DECATUR – Mardi Gras, or Fat Tuesday, is the last day to whoop it up before the austerity of Lent takes over today, Ash Wednesday.
Traditionally, in Christianity, the faithful give up some favorite thing for the six-week duration of Lent, or take on some task such as extra service or donations to the less fortunate, and “alleluia” is omitted from church songs and services until Easter Sunday.
At St. Patrick School, students always celebrate Mardi Gras with games and fun, but this year, there's an added twist.
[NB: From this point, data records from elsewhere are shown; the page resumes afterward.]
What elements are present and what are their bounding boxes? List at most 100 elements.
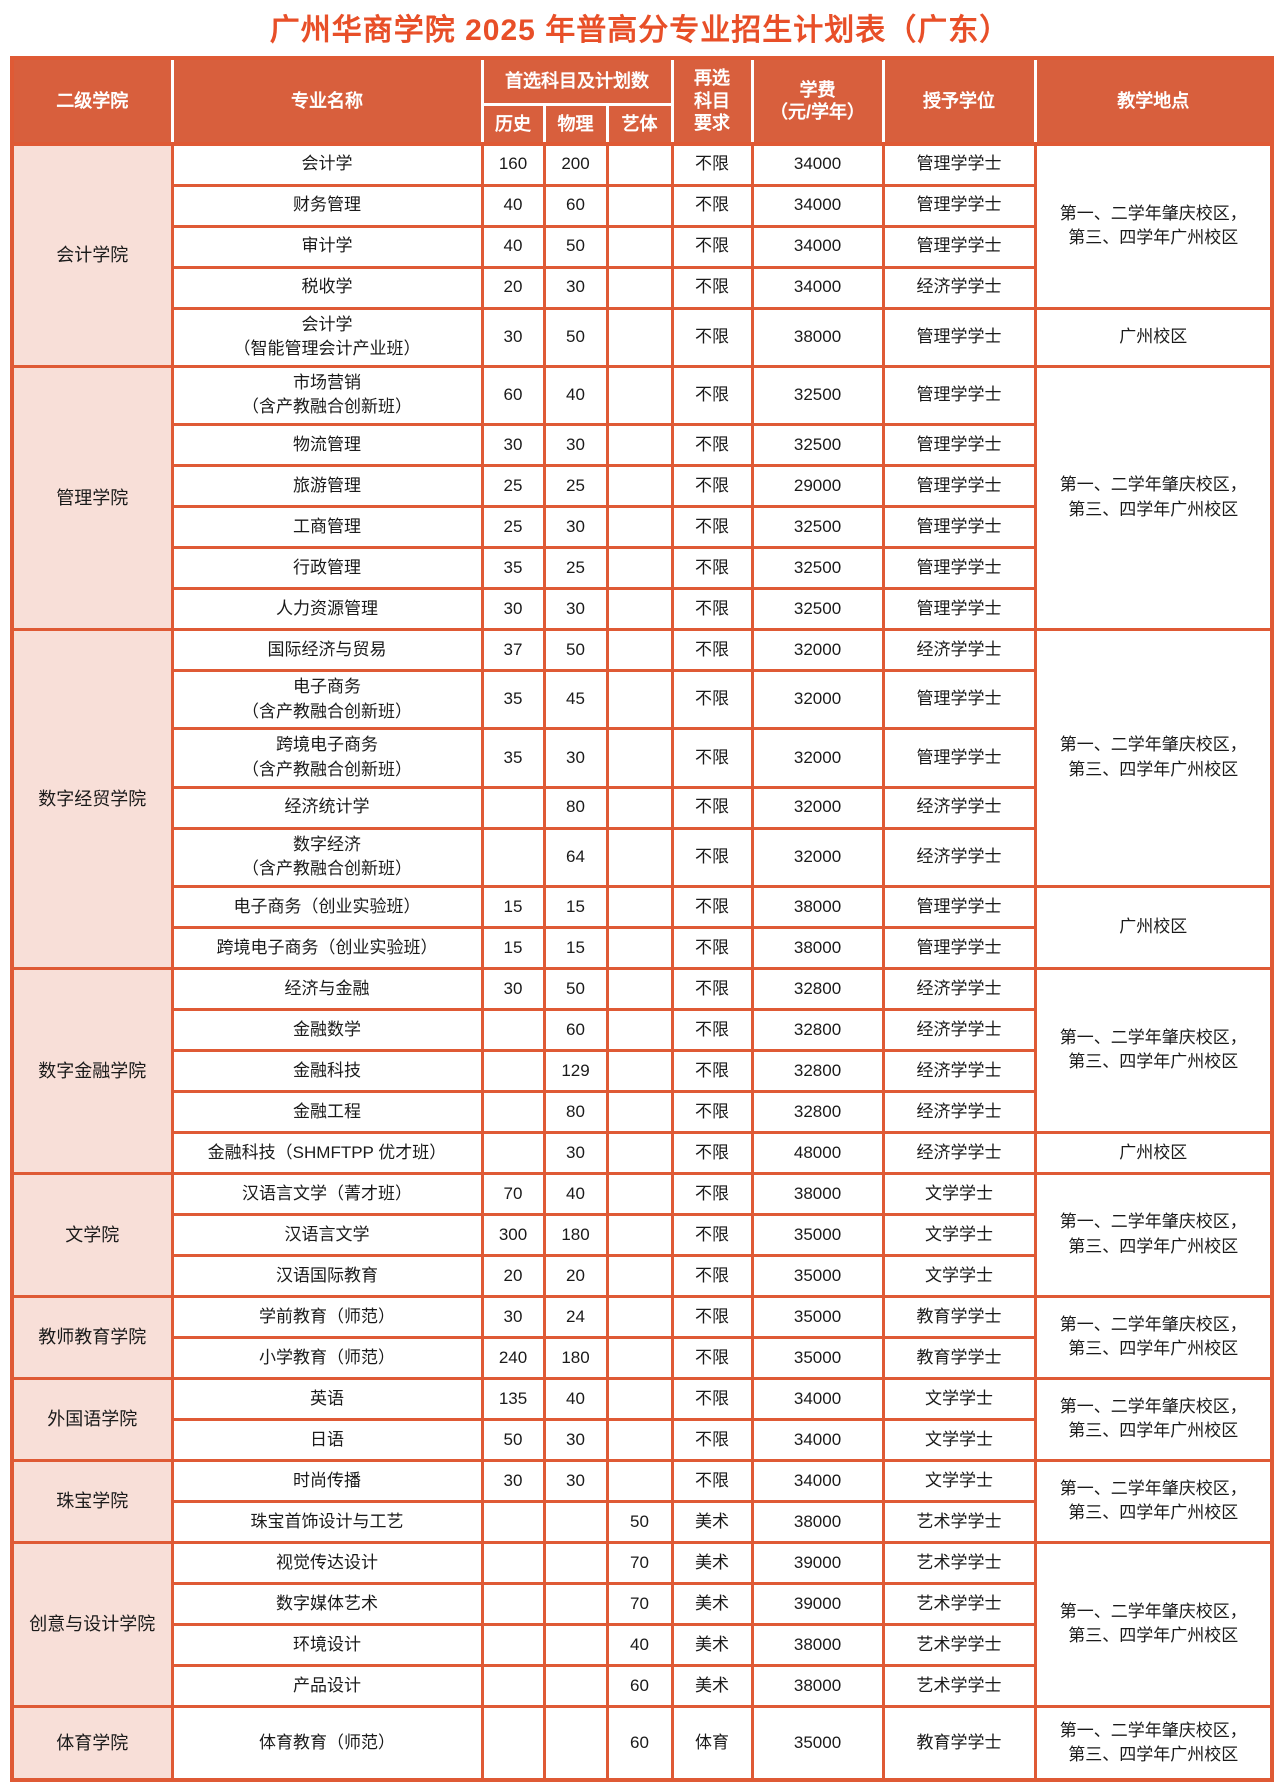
- teaching-location-cell: 第一、二学年肇庆校区， 第三、四学年广州校区: [1033, 1294, 1274, 1380]
- tuition-cell: 32500: [750, 505, 885, 550]
- physics-count-cell: 180: [542, 1212, 609, 1257]
- major-name-cell: 会计学: [170, 142, 484, 187]
- degree-cell: 文学学士: [881, 1376, 1037, 1421]
- arts-count-cell: [605, 1130, 674, 1175]
- major-name-cell: 学前教育（师范）: [170, 1294, 484, 1339]
- major-name-cell: 日语: [170, 1417, 484, 1462]
- table-row: 日语 50 30 不限 34000 文学学士: [12, 1417, 1272, 1462]
- tuition-cell: 32000: [750, 669, 885, 731]
- degree-cell: 管理学学士: [881, 587, 1037, 632]
- tuition-cell: 34000: [750, 224, 885, 269]
- reselect-requirement-cell: 体育: [670, 1704, 754, 1782]
- arts-count-cell: [605, 669, 674, 731]
- arts-count-cell: [605, 966, 674, 1011]
- header-tuition: 学费 （元/学年）: [750, 56, 885, 146]
- arts-count-cell: 70: [605, 1581, 674, 1626]
- reselect-requirement-cell: 不限: [670, 464, 754, 509]
- table-row: 金融科技 129 不限 32800 经济学学士: [12, 1048, 1272, 1093]
- degree-cell: 文学学士: [881, 1171, 1037, 1216]
- degree-cell: 文学学士: [881, 1458, 1037, 1503]
- arts-count-cell: 60: [605, 1663, 674, 1708]
- degree-cell: 管理学学士: [881, 546, 1037, 591]
- physics-count-cell: 50: [542, 224, 609, 269]
- physics-count-cell: [542, 1499, 609, 1544]
- teaching-location-cell: 第一、二学年肇庆校区， 第三、四学年广州校区: [1033, 1376, 1274, 1462]
- major-name-cell: 金融科技: [170, 1048, 484, 1093]
- reselect-requirement-cell: 不限: [670, 1007, 754, 1052]
- reselect-requirement-cell: 美术: [670, 1581, 754, 1626]
- arts-count-cell: [605, 464, 674, 509]
- major-name-cell: 数字媒体艺术: [170, 1581, 484, 1626]
- physics-count-cell: 30: [542, 1458, 609, 1503]
- header-physics: 物理: [542, 102, 609, 146]
- history-count-cell: 300: [480, 1212, 546, 1257]
- major-name-cell: 金融工程: [170, 1089, 484, 1134]
- degree-cell: 教育学学士: [881, 1704, 1037, 1782]
- degree-cell: 教育学学士: [881, 1335, 1037, 1380]
- table-row: 数字经济 （含产教融合创新班） 64 不限 32000 经济学学士: [12, 826, 1272, 888]
- table-row: 教师教育学院 学前教育（师范） 30 24 不限 35000 教育学学士 第一、二学年肇庆校区…: [10, 1294, 1274, 1380]
- physics-count-cell: 25: [542, 464, 609, 509]
- table-row: 外国语学院 英语 135 40 不限 34000 文学学士 第一、二学年肇庆校区， 第三、四学…: [10, 1376, 1274, 1462]
- history-count-cell: [480, 1007, 546, 1052]
- physics-count-cell: [542, 1581, 609, 1626]
- history-count-cell: 37: [480, 628, 546, 673]
- arts-count-cell: [605, 1376, 674, 1421]
- table-row: 会计学 （智能管理会计产业班） 30 50 不限 38000 管理学学士 广州校区: [12, 306, 1274, 368]
- history-count-cell: [480, 1663, 546, 1708]
- major-name-cell: 跨境电子商务 （含产教融合创新班）: [170, 727, 484, 789]
- major-name-cell: 会计学 （智能管理会计产业班）: [170, 306, 484, 368]
- tuition-cell: 32000: [750, 727, 885, 789]
- major-name-cell: 珠宝首饰设计与工艺: [170, 1499, 484, 1544]
- degree-cell: 经济学学士: [881, 1089, 1037, 1134]
- history-count-cell: 20: [480, 265, 546, 310]
- tuition-cell: 32800: [750, 1007, 885, 1052]
- tuition-cell: 38000: [750, 1171, 885, 1216]
- history-count-cell: 160: [480, 142, 546, 187]
- header-subjects-group: 首选科目及计划数: [480, 56, 674, 106]
- physics-count-cell: 15: [542, 925, 609, 970]
- history-count-cell: 30: [480, 1458, 546, 1503]
- history-count-cell: 35: [480, 546, 546, 591]
- arts-count-cell: [605, 785, 674, 830]
- degree-cell: 经济学学士: [881, 265, 1037, 310]
- table-row: 审计学 40 50 不限 34000 管理学学士: [12, 224, 1272, 269]
- tuition-cell: 39000: [750, 1581, 885, 1626]
- reselect-requirement-cell: 不限: [670, 587, 754, 632]
- tuition-cell: 34000: [750, 1458, 885, 1503]
- tuition-cell: 32800: [750, 1089, 885, 1134]
- table-row: 经济统计学 80 不限 32000 经济学学士: [12, 785, 1272, 830]
- reselect-requirement-cell: 不限: [670, 1294, 754, 1339]
- physics-count-cell: 80: [542, 785, 609, 830]
- physics-count-cell: [542, 1540, 609, 1585]
- college-name-cell: 珠宝学院: [10, 1458, 174, 1544]
- major-name-cell: 跨境电子商务（创业实验班）: [170, 925, 484, 970]
- tuition-cell: 38000: [750, 884, 885, 929]
- tuition-cell: 32800: [750, 1048, 885, 1093]
- table-row: 产品设计 60 美术 38000 艺术学学士: [12, 1663, 1272, 1708]
- history-count-cell: 15: [480, 925, 546, 970]
- tuition-cell: 32800: [750, 966, 885, 1011]
- major-name-cell: 审计学: [170, 224, 484, 269]
- table-row: 文学院 汉语言文学（菁才班） 70 40 不限 38000 文学学士 第一、二学年肇庆校区， …: [10, 1171, 1274, 1298]
- arts-count-cell: [605, 727, 674, 789]
- tuition-cell: 32000: [750, 826, 885, 888]
- reselect-requirement-cell: 不限: [670, 1130, 754, 1175]
- major-name-cell: 税收学: [170, 265, 484, 310]
- major-name-cell: 经济与金融: [170, 966, 484, 1011]
- tuition-cell: 48000: [750, 1130, 885, 1175]
- header-major: 专业名称: [170, 56, 484, 146]
- college-name-cell: 创意与设计学院: [10, 1540, 174, 1708]
- reselect-requirement-cell: 美术: [670, 1540, 754, 1585]
- physics-count-cell: 60: [542, 183, 609, 228]
- major-name-cell: 金融数学: [170, 1007, 484, 1052]
- reselect-requirement-cell: 不限: [670, 1458, 754, 1503]
- reselect-requirement-cell: 不限: [670, 1048, 754, 1093]
- degree-cell: 经济学学士: [881, 1130, 1037, 1175]
- physics-count-cell: 40: [542, 364, 609, 427]
- reselect-requirement-cell: 不限: [670, 505, 754, 550]
- reselect-requirement-cell: 不限: [670, 1089, 754, 1134]
- table-row: 税收学 20 30 不限 34000 经济学学士: [12, 265, 1272, 310]
- physics-count-cell: [542, 1704, 609, 1782]
- history-count-cell: 15: [480, 884, 546, 929]
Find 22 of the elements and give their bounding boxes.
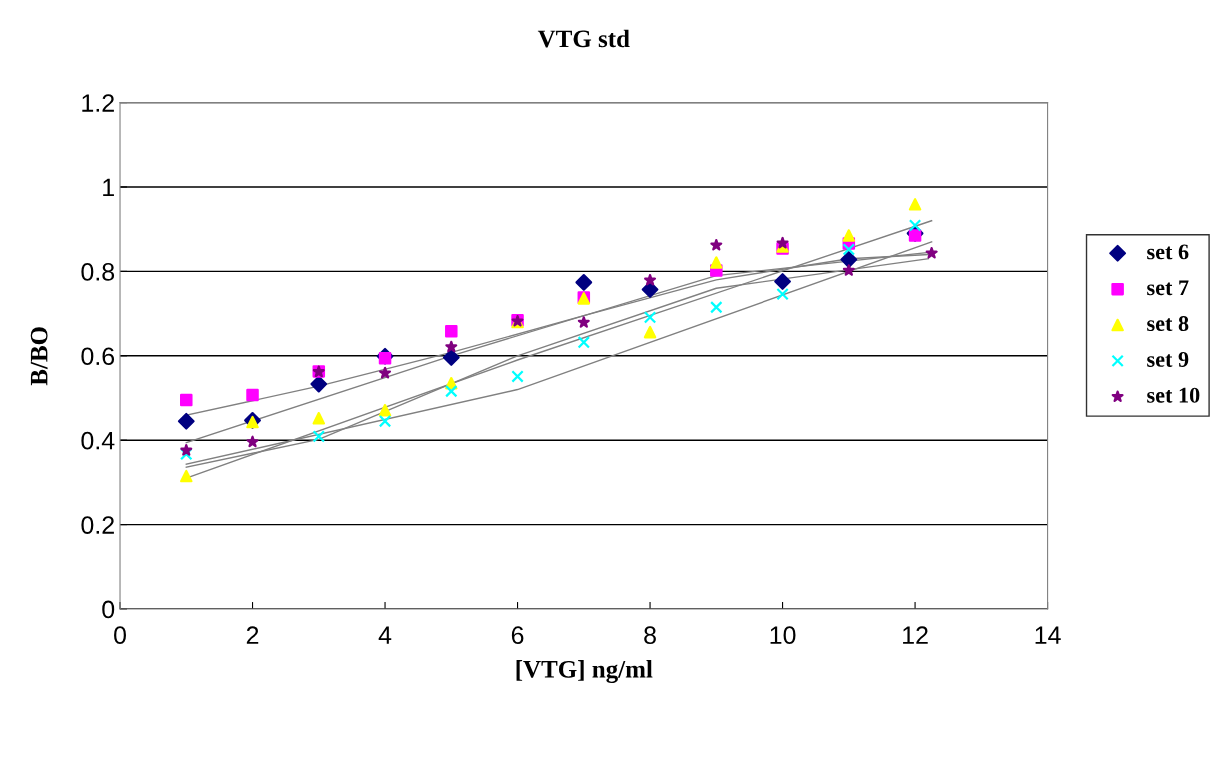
y-tick-label: 0.2 [81,516,114,534]
y-tick-label: 1.2 [82,94,114,112]
x-tick-label: 4 [378,626,392,644]
legend-label: set 6 [1147,244,1189,260]
legend-label: set 7 [1147,280,1189,296]
y-tick-label: 0 [102,600,115,619]
x-tick-label: 12 [903,626,928,644]
chart-title: VTG std [537,29,630,48]
y-tick-label: 0.6 [81,347,115,366]
x-tick-label: 6 [511,626,524,645]
x-tick-label: 10 [770,626,796,645]
y-axis-title: B/BO [30,327,48,386]
y-tick-label: 1 [103,178,114,197]
x-tick-label: 2 [246,626,259,644]
legend-label: set 9 [1147,351,1189,367]
legend-label: set 10 [1147,387,1200,403]
y-tick-label: 0.4 [81,431,115,450]
x-tick-label: 14 [1035,626,1061,644]
legend-label: set 8 [1147,316,1189,332]
x-axis-title: [VTG] ng/ml [516,660,653,683]
y-tick-label: 0.8 [81,262,115,281]
x-tick-label: 8 [644,626,656,645]
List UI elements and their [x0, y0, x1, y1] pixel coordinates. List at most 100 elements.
Principal Jan Sweet received a call recently from the 9/11 Memorial committee asking if the school could do something to help with fundraising. The Memorial will feature a 13-foot beam from the Twin Towers that were destroyed by terrorists on Sept. 11, 2001, and it will be placed permanently on the shores of Lake Decatur in Nelson Park.
Now stored in a warehouse, the beam, which has the remains of a filing cabinet crushed into it, has been brought to St. Patrick for the students to see, Sweet said.
“If there's anything that deserves support, it's a 9/11 memorial,” Sweet said.
A second memorial has also been planned for the Macon County Courts Facility, using a piece of wreckage from Flight 93, which crashed into a Pennsylvania field on that same Sept. 11. A first responder who was at that crash scene and had kept the piece of wreckage handed it to John Axe, driver of the truck carrying the Twin Towers beam, at a 9/11 anniversary event in September.
As part of the Mardi Gras festivities at St. Patrick, students made miniature parade floats out of shoe boxes. During Tuesday's carnival, and until next week, students can vote for their favorite float by putting money in an envelope. The money goes to the memorial's fund.
“The float that gets the most votes wins a prize,” said Sarah Keyes, a seventh-grader.
Older students helped younger students make the floats, though the designs and ideas were all the little ones', said Justice Chapman, also a seventh-grader.
Games were invented and built by the eighth grade, and seventh- and eighth-grade students manned the booths for the younger kids. Some of the games have been around for a long time because they're so popular, Justice said, especially musical chairs.
“I like (Mardi Gras) because we get to get out of our classrooms and get to know younger students, and have fun together,” he said.